The Centers for Disease Control and Prevention reports that ascariasis prevails as the most common human worm infestation worldwide. The roundworm Ascaris lumbricoides causes the disease. Approximately 1.5 billion people across the globe were infested with Ascaris lumbricoides as of 2002. The Merck Manual for Healthcare Professionals states that an estimated 4 million people in the United States have an Ascaris infestation. The illness most commonly occurs in areas with poor sanitation and crowding, with children disproportionately affected.
Infection with the roundworm Onchocerca volvulus ranks as the second most common cause of infectious blindness across the world, reports The Merck Manual for Healthcare Professionals. Onchocerca volvulus worms invade the eye structures causing visual disturbances ranging from mild impairments to blindness. The World Health Organization estimates that 500,000 people worldwide are blind due to onchocerciasis, more commonly known as "river blindness." People in West and Central Africa remain at greatest risk for this parasitic infection.
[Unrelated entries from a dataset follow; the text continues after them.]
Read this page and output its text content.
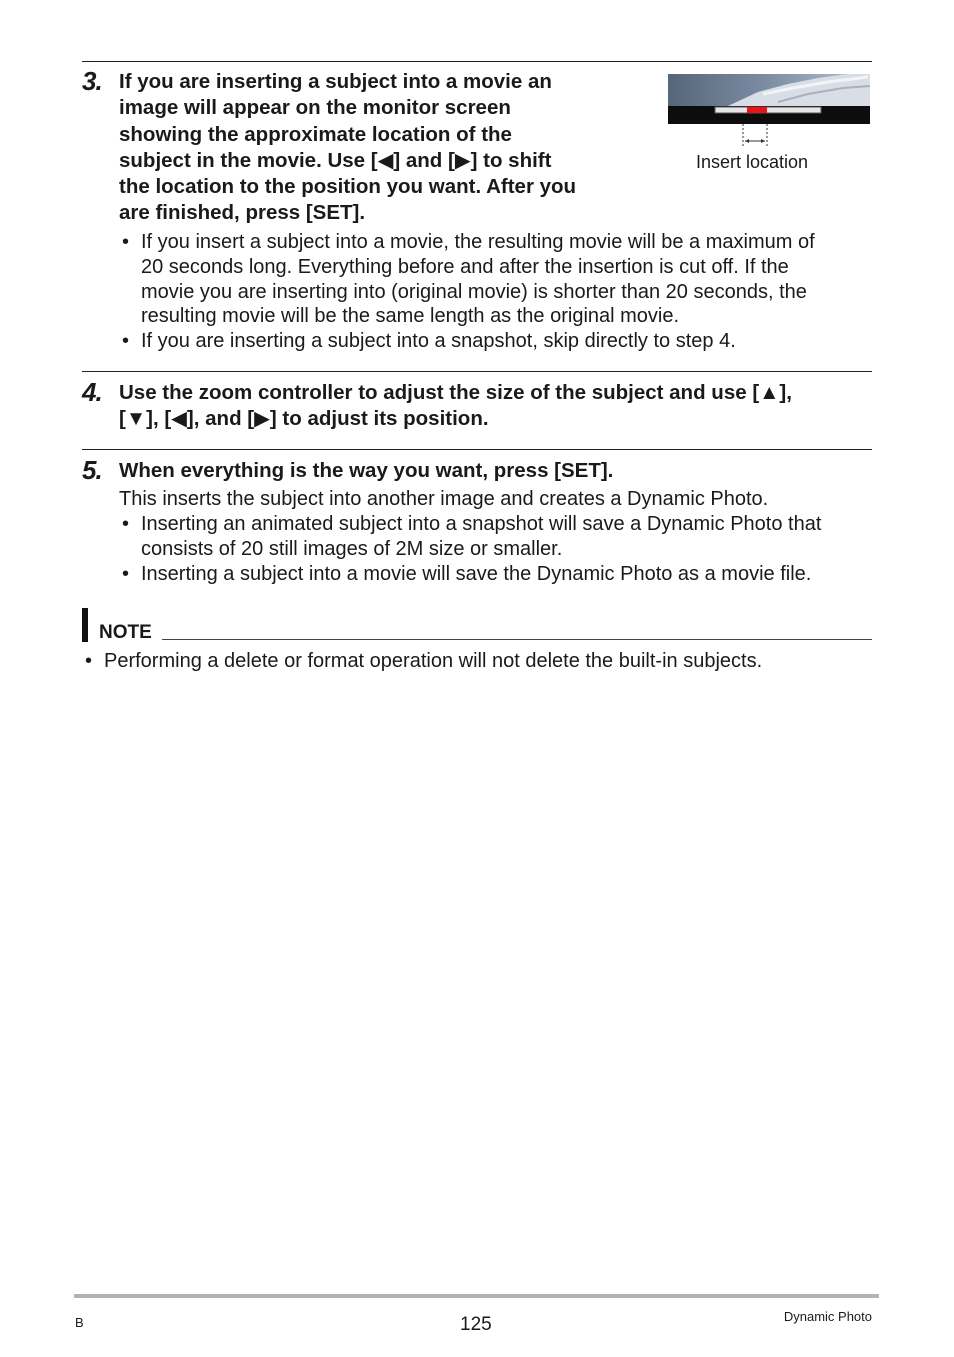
3. If you are inserting a subject into a movie an
image will appear on the monitor screen
showing the approximate location of the
subject in the movie. Use [◀] and [▶] to shift
the location to the position you want. After you
are finished, press [SET].
Insert location
• If you insert a subject into a movie, the resulting movie will be a maximum of
20 seconds long. Everything before and after the insertion is cut off. If the
movie you are inserting into (original movie) is shorter than 20 seconds, the
resulting movie will be the same length as the original movie.
• If you are inserting a subject into a snapshot, skip directly to step 4.
4. Use the zoom controller to adjust the size of the subject and use [▲],
[▼], [◀], and [▶] to adjust its position.
5. When everything is the way you want, press [SET].

This inserts the subject into another image and creates a Dynamic Photo.

• Inserting an animated subject into a snapshot will save a Dynamic Photo that
consists of 20 still images of 2M size or smaller.
• Inserting a subject into a movie will save the Dynamic Photo as a movie file.
NOTE
• Performing a delete or format operation will not delete the built-in subjects.
B	125	Dynamic Photo
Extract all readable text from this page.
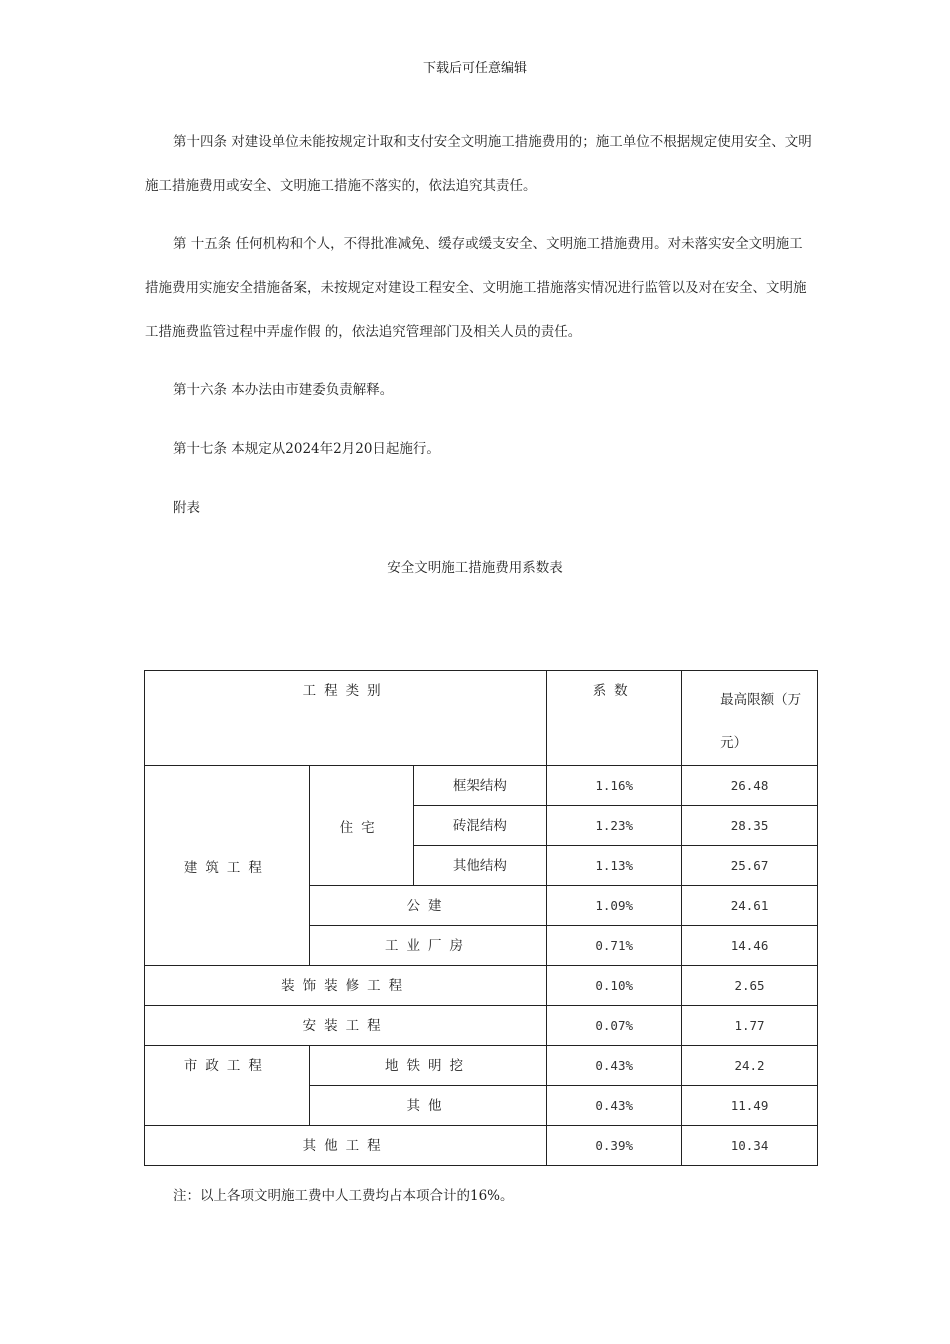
下载后可任意编辑

第十四条 对建设单位未能按规定计取和支付安全文明施工措施费用的；施工单位不根据规定使用安全、文明施工措施费用或安全、文明施工措施不落实的，依法追究其责任。

第 十五条 任何机构和个人，不得批准减免、缓存或缓支安全、文明施工措施费用。对未落实安全文明施工措施费用实施安全措施备案，未按规定对建设工程安全、文明施工措施落实情况进行监管以及对在安全、文明施工措施费监管过程中弄虚作假 的，依法追究管理部门及相关人员的责任。

第十六条 本办法由市建委负责解释。

第十七条 本规定从2024年2月20日起施行。

附表

安全文明施工措施费用系数表
工程类别			系数	最高限额（万元）

建筑工程	住宅	框架结构	1.16%	26.48

		砖混结构	1.23%	28.35

		其他结构	1.13%	25.67

	公建		1.09%	24.61

	工业厂房		0.71%	14.46

装饰装修工程			0.10%	2.65

安装工程			0.07%	1.77

市政工程	地铁明挖		0.43%	24.2

	其他		0.43%	11.49

其他工程			0.39%	10.34
注：以上各项文明施工费中人工费均占本项合计的16%。
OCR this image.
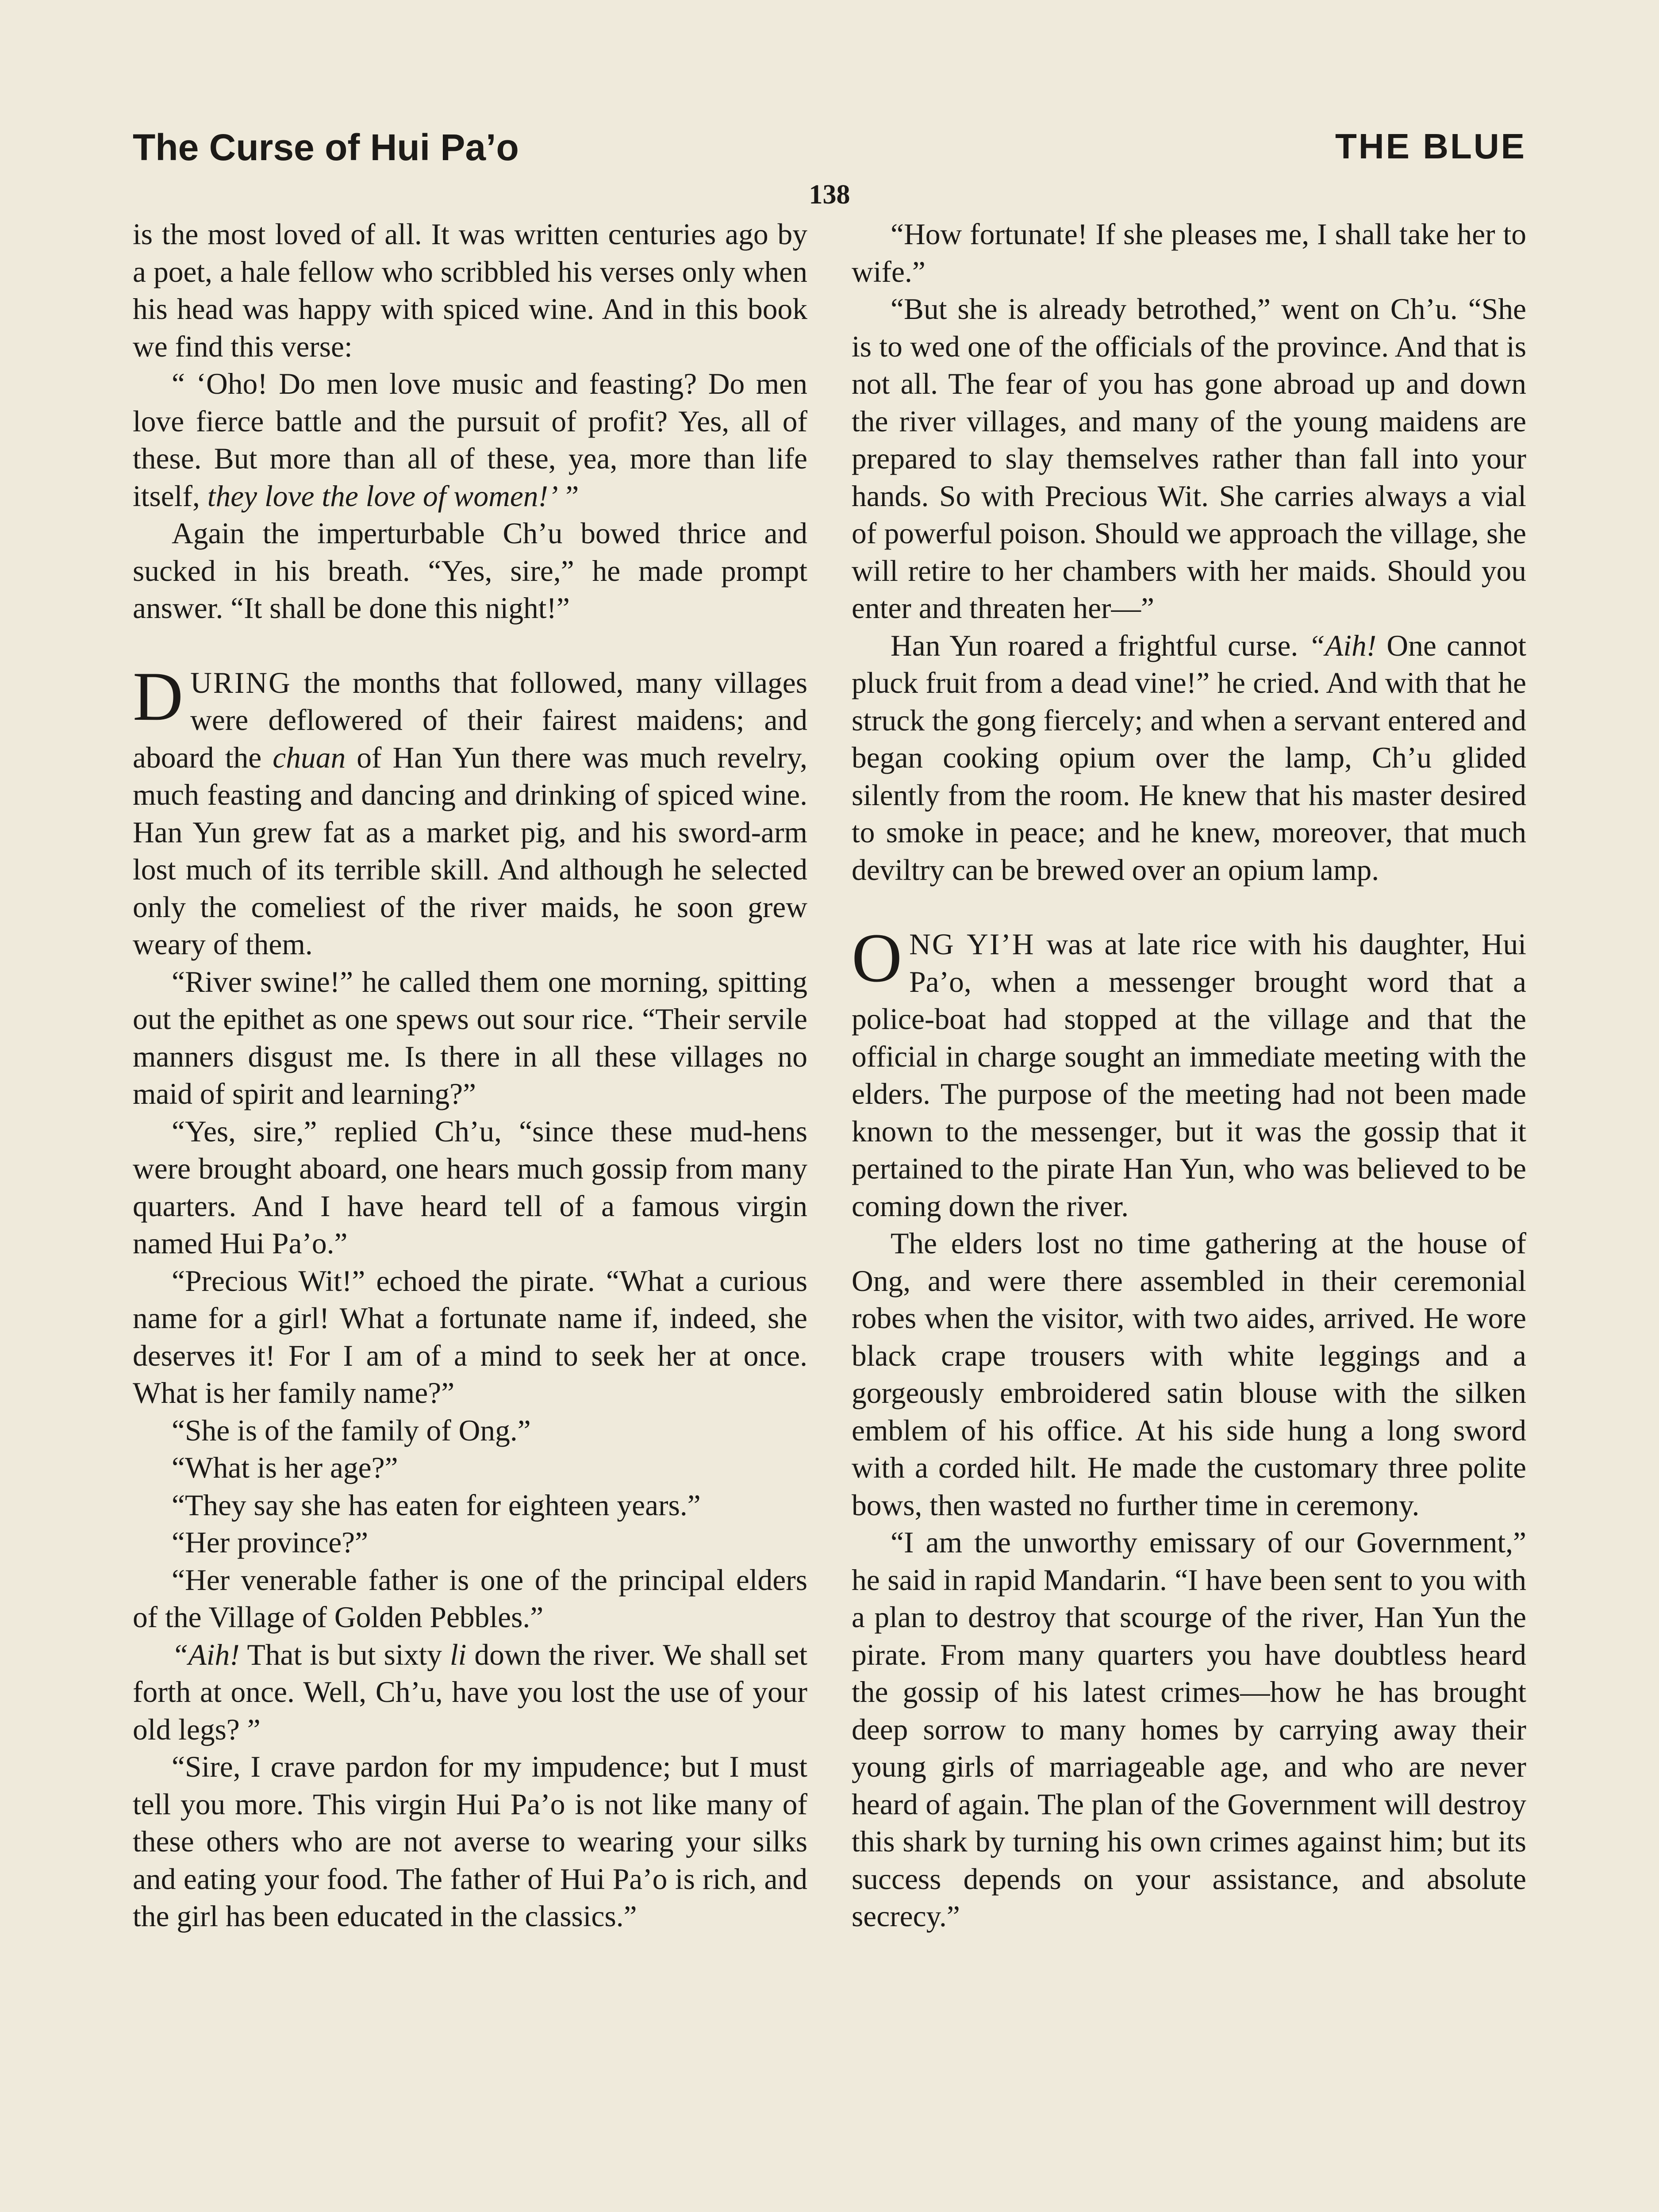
The Curse of Hui Pa’o	THE BLUE
138

is the most loved of all. It was written centuries ago by a poet, a hale fellow who scribbled his verses only when his head was happy with spiced wine. And in this book we find this verse:

“ ‘Oho! Do men love music and feasting? Do men love fierce battle and the pursuit of profit? Yes, all of these. But more than all of these, yea, more than life itself, they love the love of women!’ ”

Again the imperturbable Ch’u bowed thrice and sucked in his breath. “Yes, sire,” he made prompt answer. “It shall be done this night!”

DURING the months that followed, many villages were deflowered of their fairest maidens; and aboard the chuan of Han Yun there was much revelry, much feasting and dancing and drinking of spiced wine. Han Yun grew fat as a market pig, and his sword-arm lost much of its terrible skill. And although he selected only the comeliest of the river maids, he soon grew weary of them.

“River swine!” he called them one morning, spitting out the epithet as one spews out sour rice. “Their servile manners disgust me. Is there in all these villages no maid of spirit and learning?”

“Yes, sire,” replied Ch’u, “since these mud-hens were brought aboard, one hears much gossip from many quarters. And I have heard tell of a famous virgin named Hui Pa’o.”

“Precious Wit!” echoed the pirate. “What a curious name for a girl! What a fortunate name if, indeed, she deserves it! For I am of a mind to seek her at once. What is her family name?”

“She is of the family of Ong.”

“What is her age?”

“They say she has eaten for eighteen years.”

“Her province?”

“Her venerable father is one of the principal elders of the Village of Golden Pebbles.”

“Aih! That is but sixty li down the river. We shall set forth at once. Well, Ch’u, have you lost the use of your old legs? ”

“Sire, I crave pardon for my impudence; but I must tell you more. This virgin Hui Pa’o is not like many of these others who are not averse to wearing your silks and eating your food. The father of Hui Pa’o is rich, and the girl has been educated in the classics.”

“How fortunate! If she pleases me, I shall take her to wife.”

“But she is already betrothed,” went on Ch’u. “She is to wed one of the officials of the province. And that is not all. The fear of you has gone abroad up and down the river villages, and many of the young maidens are prepared to slay themselves rather than fall into your hands. So with Precious Wit. She carries always a vial of powerful poison. Should we approach the village, she will retire to her chambers with her maids. Should you enter and threaten her—”

Han Yun roared a frightful curse. “Aih! One cannot pluck fruit from a dead vine!” he cried. And with that he struck the gong fiercely; and when a servant entered and began cooking opium over the lamp, Ch’u glided silently from the room. He knew that his master desired to smoke in peace; and he knew, moreover, that much deviltry can be brewed over an opium lamp.

ONG YI’H was at late rice with his daughter, Hui Pa’o, when a messenger brought word that a police-boat had stopped at the village and that the official in charge sought an immediate meeting with the elders. The purpose of the meeting had not been made known to the messenger, but it was the gossip that it pertained to the pirate Han Yun, who was believed to be coming down the river.

The elders lost no time gathering at the house of Ong, and were there assembled in their ceremonial robes when the visitor, with two aides, arrived. He wore black crape trousers with white leggings and a gorgeously embroidered satin blouse with the silken emblem of his office. At his side hung a long sword with a corded hilt. He made the customary three polite bows, then wasted no further time in ceremony.

“I am the unworthy emissary of our Government,” he said in rapid Mandarin. “I have been sent to you with a plan to destroy that scourge of the river, Han Yun the pirate. From many quarters you have doubtless heard the gossip of his latest crimes—how he has brought deep sorrow to many homes by carrying away their young girls of marriageable age, and who are never heard of again. The plan of the Government will destroy this shark by turning his own crimes against him; but its success depends on your assistance, and absolute secrecy.”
Ancylostoma duodenale and Necator americanus are hookworms, a subtype of roundworms. The immature larval hookworm burrows into the skin of the foot, travels via the bloodstream to the lungs and ascends out of the lungs into the throat where it is swallowed. The worms mature within and inhabit the small intestine, feeding on blood extracted from the intestinal wall, notes the Centers for Disease Control and Prevention. Heavy hookworm infestation causes chronic blood loss, potentially resulting in anemia and malnutrition, especially among infected children.
The immature larval forms of the roundworms Anisakis simplex and Pseudoterranova decipiens commonly inhabit the gastrointestinal tract of saltwater fish and squid. Ingestion of raw or undercooked contaminated seafood leads to a human infection known as anisakiasis. The Merck Manual for Healthcare Professionals explains that the larval worms invade the lining of the small intestine and stomach, causing nausea, vomiting and abdominal pain.